The above given nutritional label is of a cheese pack. A cube or a slice of cheese is 20 g. Accordingly, one slice of cheese would contain 287.8 mg of sodium. A typical cheese sandwich may contain 20 to 40 g of cheese or even more. This amounts to 19 – 38% of the whole day’s requirement.
Above given are just few examples for you to understand the labels. Food Safety and Standards Authority of India (FSSAI) recommends on a mandatory basis to display the sodium (milligrams), or expressed in salt equivalent as ‘salt’ (grams) on the nutritional label. However, not all abide by the FSSAI regulations. There are products without any labels and there are labels without the mention of sodium content.

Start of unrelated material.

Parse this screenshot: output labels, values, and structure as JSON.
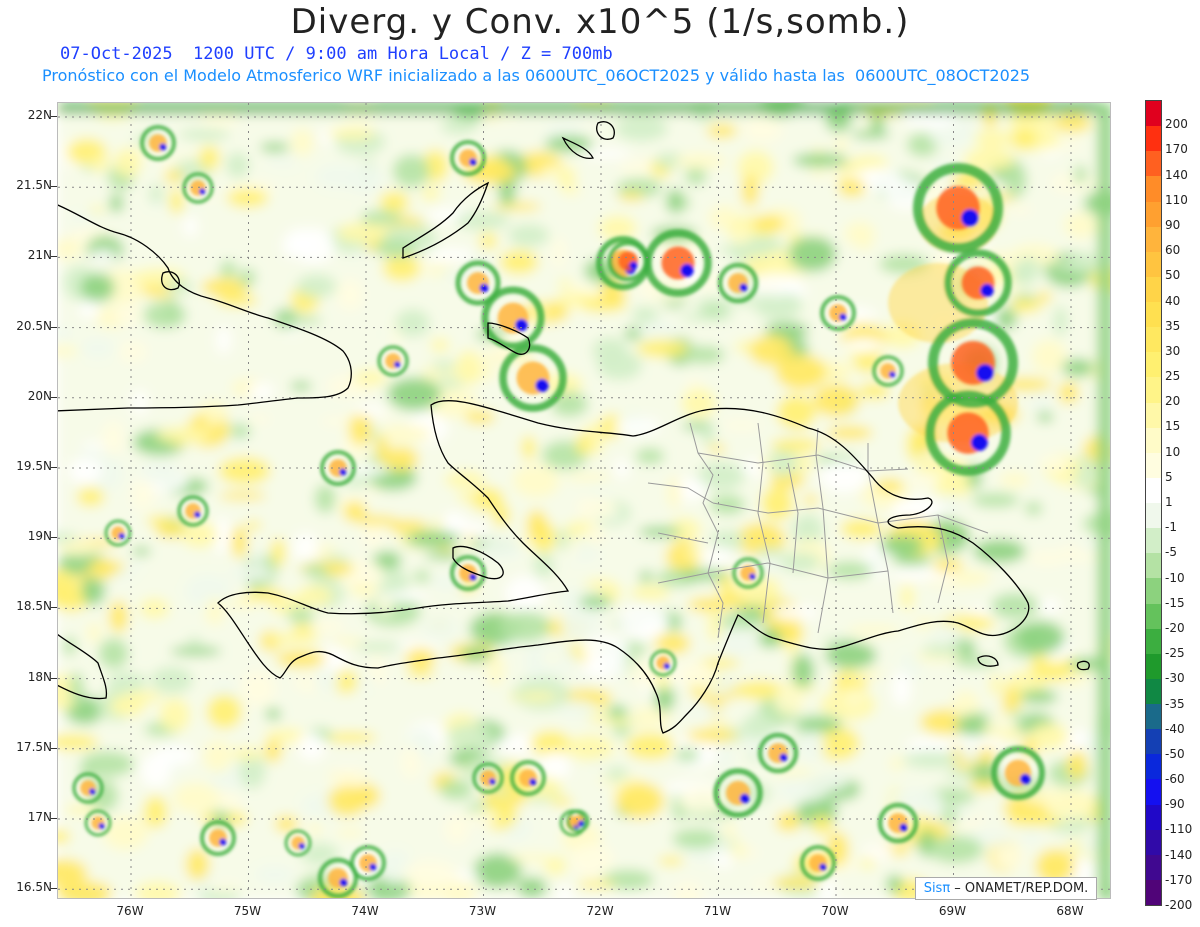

According to FSSAI, a product with more than 600 mg sodium or 1.5 g salt per 100 g of the product would be a HIGH SODIUM OR SALT FOOD whereas a food with less 100 mg of sodium or 0.3 g of salt would be referred as LOW SODIUM OR SALT FOOD.
For the products with no nutrient information or sodium content displayed, one should scan the list of ingredients. Look for the terms such as ‘salt’, ‘iodised salt’, ‘edible common salt’ or ‘preservatives’. According to FSSAI, ingredients should be listed in the order of weight, so the main ingredients in the packaged foods are supposed to come first. So, you can judge based on whether ‘salt’ is one of the top ingredients. This, however, is a crude method given the fact that many do not follow FSSAI rules.
It is time that as consumers we know what we eat. So, choose what you eat wisely!